Meringolo’s approach to mentoring is guided by her appreciation and care for students as people and her interest in getting to know their specific needs and goals. As the director of the graduate and undergraduate programs in public history, she mentors students by helping them find internship placements that draw upon their personal passions and professional goals. Her students say she has a gift for finding such placements, which have simultaneously advanced research and practice within the field of public history and led to employment opportunities for the students. She is dedicated to significantly diversifying the field of public history by prioritizing mentoring women, Black, Asian, and Latinx students.
Meringolo’s community-engaged public humanities research promotes and supports the communities that surround UMBC. She is dedicated to creating knowledge with and for underrepresented communities. Meringolo was awarded the prestigious Whiting Foundation Fellowship in 2018-2019 for her work in creating an open digital repository for community members to share images, oral histories, and videos in the wake of the Baltimore Uprising. As a Whiting Fellow, Meringolo worked with Baltimore high school teachers and students to develop interpretations about the historical roots of racial injustice and political unrest in the city in which they live and go to school.

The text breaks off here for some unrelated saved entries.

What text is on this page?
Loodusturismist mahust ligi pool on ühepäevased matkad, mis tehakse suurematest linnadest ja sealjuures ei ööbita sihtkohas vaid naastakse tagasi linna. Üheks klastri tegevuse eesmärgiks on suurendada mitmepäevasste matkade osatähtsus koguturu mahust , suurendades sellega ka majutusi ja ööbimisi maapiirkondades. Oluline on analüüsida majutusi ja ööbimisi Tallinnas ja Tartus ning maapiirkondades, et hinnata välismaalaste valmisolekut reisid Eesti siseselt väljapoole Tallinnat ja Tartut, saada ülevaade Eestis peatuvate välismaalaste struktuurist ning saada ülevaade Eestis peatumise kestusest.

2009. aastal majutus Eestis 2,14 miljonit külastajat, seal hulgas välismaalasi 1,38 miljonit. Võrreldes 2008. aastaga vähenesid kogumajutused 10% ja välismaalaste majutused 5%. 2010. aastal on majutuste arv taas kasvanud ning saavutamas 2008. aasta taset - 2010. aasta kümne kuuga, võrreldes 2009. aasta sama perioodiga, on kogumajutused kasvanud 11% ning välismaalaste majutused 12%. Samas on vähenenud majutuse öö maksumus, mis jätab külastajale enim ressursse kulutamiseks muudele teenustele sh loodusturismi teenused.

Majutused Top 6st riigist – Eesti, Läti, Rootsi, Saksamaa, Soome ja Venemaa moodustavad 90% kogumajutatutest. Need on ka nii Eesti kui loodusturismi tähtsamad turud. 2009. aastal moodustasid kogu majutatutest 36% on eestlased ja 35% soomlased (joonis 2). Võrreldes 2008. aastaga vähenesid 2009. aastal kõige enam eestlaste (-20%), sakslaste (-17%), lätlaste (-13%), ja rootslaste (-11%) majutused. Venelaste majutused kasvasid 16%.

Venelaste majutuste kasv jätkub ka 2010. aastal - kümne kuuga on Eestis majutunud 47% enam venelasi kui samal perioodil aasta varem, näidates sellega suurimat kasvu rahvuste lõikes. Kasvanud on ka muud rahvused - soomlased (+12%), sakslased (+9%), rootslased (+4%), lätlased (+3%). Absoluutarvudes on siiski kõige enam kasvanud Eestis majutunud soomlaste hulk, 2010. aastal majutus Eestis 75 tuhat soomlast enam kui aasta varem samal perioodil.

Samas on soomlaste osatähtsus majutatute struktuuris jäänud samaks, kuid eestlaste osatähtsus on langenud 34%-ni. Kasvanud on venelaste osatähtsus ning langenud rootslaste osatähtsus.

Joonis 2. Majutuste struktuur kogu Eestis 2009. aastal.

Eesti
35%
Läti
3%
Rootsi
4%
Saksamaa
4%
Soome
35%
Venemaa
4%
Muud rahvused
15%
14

She has supported the UMBC community by chairing and serving on master’s thesis committees and as the faculty sponsor for dozens of graduate and undergraduate interns. In 2012, she led the creation of an undergraduate minor in public history, resulting in a dramatic increase in undergraduates pursuing public history internships.
Meringolo earned a B.A. in American studies from The George Washington University, an M.A. in English from the University of Maryland, College Park, and her Ph.D. in American studies from The George Washington University.